While she was growing up she had a real lack of awareness, she says. She knew she didn't fit in but couldn't figure out why. It was only after she saw a video of herself at a livestock conference that she realized that she spoke in a monotone and has worked since then to speak with more inflection.
She speaks quickly and intensely about her technical interests and about her autism. But she has no interest, or natural ability it seems, to engage in what she calls "idle chit-chat." She is interested in an intellectual way in music and art, but none of these things move her, she says. Neither do sunsets or the other kinds of things that typically stir the human soul.

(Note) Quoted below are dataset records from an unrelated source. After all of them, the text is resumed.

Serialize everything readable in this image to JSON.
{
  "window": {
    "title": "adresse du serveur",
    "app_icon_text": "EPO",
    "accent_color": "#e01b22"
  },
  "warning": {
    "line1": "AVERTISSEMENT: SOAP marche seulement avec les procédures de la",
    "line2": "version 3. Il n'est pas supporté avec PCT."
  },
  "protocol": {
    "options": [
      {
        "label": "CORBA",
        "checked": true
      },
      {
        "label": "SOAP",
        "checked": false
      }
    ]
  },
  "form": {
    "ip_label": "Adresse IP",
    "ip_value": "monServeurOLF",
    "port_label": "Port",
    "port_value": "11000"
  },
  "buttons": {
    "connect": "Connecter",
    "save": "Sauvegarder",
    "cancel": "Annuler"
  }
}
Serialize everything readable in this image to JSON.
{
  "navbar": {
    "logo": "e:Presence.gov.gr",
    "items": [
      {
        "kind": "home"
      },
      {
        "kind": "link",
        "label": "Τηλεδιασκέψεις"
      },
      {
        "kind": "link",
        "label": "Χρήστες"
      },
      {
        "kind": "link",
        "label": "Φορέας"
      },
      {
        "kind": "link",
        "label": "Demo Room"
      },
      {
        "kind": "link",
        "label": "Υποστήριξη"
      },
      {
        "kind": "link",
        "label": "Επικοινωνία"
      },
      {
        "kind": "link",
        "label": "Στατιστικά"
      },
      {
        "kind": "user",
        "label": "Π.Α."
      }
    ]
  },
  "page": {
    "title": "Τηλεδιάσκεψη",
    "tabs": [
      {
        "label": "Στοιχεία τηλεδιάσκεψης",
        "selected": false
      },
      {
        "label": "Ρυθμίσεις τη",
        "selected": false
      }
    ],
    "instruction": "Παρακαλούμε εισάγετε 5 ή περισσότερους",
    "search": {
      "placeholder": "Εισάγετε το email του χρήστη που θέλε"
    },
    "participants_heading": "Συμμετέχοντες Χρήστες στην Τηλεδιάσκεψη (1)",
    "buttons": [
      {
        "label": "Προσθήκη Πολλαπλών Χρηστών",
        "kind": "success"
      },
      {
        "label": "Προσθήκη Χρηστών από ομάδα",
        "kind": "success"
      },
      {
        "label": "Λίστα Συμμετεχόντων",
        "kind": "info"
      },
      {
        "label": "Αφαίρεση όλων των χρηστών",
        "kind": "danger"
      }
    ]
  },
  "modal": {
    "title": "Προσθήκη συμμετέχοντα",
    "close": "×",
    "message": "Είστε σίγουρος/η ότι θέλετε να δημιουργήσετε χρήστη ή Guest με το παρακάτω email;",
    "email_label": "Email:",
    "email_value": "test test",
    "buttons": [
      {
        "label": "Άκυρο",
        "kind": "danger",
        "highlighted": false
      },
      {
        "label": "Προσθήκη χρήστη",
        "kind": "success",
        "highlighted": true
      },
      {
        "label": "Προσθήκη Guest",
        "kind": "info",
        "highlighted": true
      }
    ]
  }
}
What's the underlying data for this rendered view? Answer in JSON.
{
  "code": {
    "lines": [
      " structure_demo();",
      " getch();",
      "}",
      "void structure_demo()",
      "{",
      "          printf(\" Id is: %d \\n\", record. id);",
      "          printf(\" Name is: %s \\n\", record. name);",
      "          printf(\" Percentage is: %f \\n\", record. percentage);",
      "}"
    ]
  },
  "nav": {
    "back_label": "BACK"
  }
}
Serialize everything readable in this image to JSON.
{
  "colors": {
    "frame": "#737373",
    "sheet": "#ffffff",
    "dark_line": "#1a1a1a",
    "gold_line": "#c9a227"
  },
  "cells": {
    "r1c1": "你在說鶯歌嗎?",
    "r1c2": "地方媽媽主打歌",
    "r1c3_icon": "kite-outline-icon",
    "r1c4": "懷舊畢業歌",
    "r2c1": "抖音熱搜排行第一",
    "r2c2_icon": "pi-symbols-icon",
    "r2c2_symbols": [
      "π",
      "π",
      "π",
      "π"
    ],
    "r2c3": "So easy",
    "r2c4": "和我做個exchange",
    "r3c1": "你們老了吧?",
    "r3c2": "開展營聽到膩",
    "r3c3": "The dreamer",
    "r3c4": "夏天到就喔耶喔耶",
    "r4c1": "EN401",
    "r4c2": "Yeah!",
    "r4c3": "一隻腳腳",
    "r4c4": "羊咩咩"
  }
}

Despite the peculiarities that keep her isolated from most other people, however, Grandin says she would still choose to be autistic. "If they could get rid of the genes for autism, or manic depression or schizophrenia," she told her Salt Lake audience, "there would be a horrible price to pay. You'd have a world of accountants."
To talk with Temple Grandin is to not only appreciate the richness of her differences but to catch sight of how normality is simply a continuum, with the vaguest of boundaries.
Despite the ways she has learned to get along in the world, Grandin suspects that she is still different, probably even a nerd. She cares nothing about fashion and chooses her cowboy outfits purely for comfort, knowing that she still can't stand how her body feels if she varies her routine and wears another fabric or puts on a dress.
Relationships confound her. She spends all of her time working and has no really close friends. "I keep myself really busy so I don't have time to think about it," she says. She repeats the exact same phrase when the reporter tries to get her to elaborate.
She will never get married or have children, she says, but she hopes the changes she has made for cattle and for autistic children will be a legacy. "When I go up the ramp, so to speak," she says with a smile, "I hope that my life has made a difference for the better."
As the interview draws to a close, she shakes the reporter's hand again and steps into the elevator. Then she seems to remember another lesson: "It was good to see you," she says.